Notice how a lot of the answers form a single connected thread: how hard it is to get users, that doing so depends on making what they want, and that to make what they want you have to understand them (instead of working on some idea conceived in a vacuum).
and to understand them you have to observe them, observe the problems they face everyday and create a solution for them so that next time they see you on the street they give you a HUGE hug
Better yet, you need to be one of them. It works well when your service is, well, of service to you! thats when the proximity to the user is maximized.
What I liked most about this post: not so much the answers, but the fact that the answers were all so different...further emphasizing that there rarely is one right answer, but many possibilities and that you have to find your own.
I also read the book "Connect the Dots" 2 years back. That tells the founding stories of 20-25 founders.

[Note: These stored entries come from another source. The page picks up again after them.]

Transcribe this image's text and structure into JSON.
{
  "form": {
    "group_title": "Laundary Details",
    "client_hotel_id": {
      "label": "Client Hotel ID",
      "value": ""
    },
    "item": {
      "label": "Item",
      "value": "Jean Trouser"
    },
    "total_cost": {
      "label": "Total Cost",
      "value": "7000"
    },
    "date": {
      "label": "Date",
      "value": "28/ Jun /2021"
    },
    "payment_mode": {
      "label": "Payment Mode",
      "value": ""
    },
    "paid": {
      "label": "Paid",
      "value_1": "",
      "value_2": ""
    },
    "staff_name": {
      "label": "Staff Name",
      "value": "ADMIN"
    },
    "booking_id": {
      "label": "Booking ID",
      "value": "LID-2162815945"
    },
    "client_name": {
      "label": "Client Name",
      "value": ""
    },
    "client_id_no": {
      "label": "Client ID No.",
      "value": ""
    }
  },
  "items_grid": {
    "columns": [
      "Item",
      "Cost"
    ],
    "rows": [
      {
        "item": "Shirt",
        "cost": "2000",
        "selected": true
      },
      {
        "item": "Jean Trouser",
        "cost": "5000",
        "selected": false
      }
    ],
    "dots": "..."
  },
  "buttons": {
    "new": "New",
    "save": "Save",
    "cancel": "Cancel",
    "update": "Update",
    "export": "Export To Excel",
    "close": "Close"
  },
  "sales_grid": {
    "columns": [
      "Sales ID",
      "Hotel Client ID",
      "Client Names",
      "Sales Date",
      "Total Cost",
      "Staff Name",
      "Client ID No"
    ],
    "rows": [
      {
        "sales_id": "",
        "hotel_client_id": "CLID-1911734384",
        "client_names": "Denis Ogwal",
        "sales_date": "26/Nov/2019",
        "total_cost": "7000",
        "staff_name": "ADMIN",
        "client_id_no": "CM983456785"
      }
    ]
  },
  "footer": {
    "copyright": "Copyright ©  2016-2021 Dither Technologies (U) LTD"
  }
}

But all those stories are from India and are about general businesses.
It is so inspiring to read success stories of other people and you also learn the way they think about the problems and the way they tackle it.
Also, I just want to mention that if you have the ability to change your price rapidly then using a dynamic pricing API[0] might be better suited for determining the best price.
[0] Disclosure: this is what we do, but don't feel compelled to use us.
Is your product for shopping carts only or can it be used with anything? What if for example i was selling something using something like gumroad or shoplocket?
Our product is just a REST API, so you could use it with anything. We have been building out integrations with shopping carts but I think Gumroad would be a perfect application for it.
These people seem to have been chosen because of(and their advice ordered by) their physical attractiveness rather than their actual entrepreneurial success.
Edit: OK, I kind of take it back. I started paying attention at #4 and stopped at #10.
> Don’t hire people that are getting a salary bump up by working with you
Anyone else find that piece of advice a bit odd? Wouldn't someone like that be more of an asset since they were (ostensibly) getting paid closer to their worth than before, especially if they actually fit your culture?
My interpretation is that early-stage start-ups need employees motivated primarily by something other than money (at least in the short term).
Accepting a position at a higher pay than your current one is a low-risk proposition, and start-ups are not an ideal environment for people who prefer to play it safe. Working to make their equity valuable in the long term should be a higher priority for early employees than extracting short-term financial gains.
it seems that the recurring theme is "You can loose so much time worrying about things that don’t even matter" - Gautam
"start saying NO to things that would take me away from what really needed my attention" - Renee
"is the question I am agonizing over right now likely to be the thing I will agonize over four years from now? The answer is usually no." - Bo
The main idea I got from this is to re-evaluate the things you are doing every day and prioritize the tasks that are absolutely essential to the startup.
This has happened to me often enough lately that I really wish someone would implement peer-to-peer hosting in a form that will replace the way the current internet works.
Apparently this is currently possible, or will soon be possible, on Chrome and Firefox -- able to cache websites, and able to serve websites, through client-to-client communications.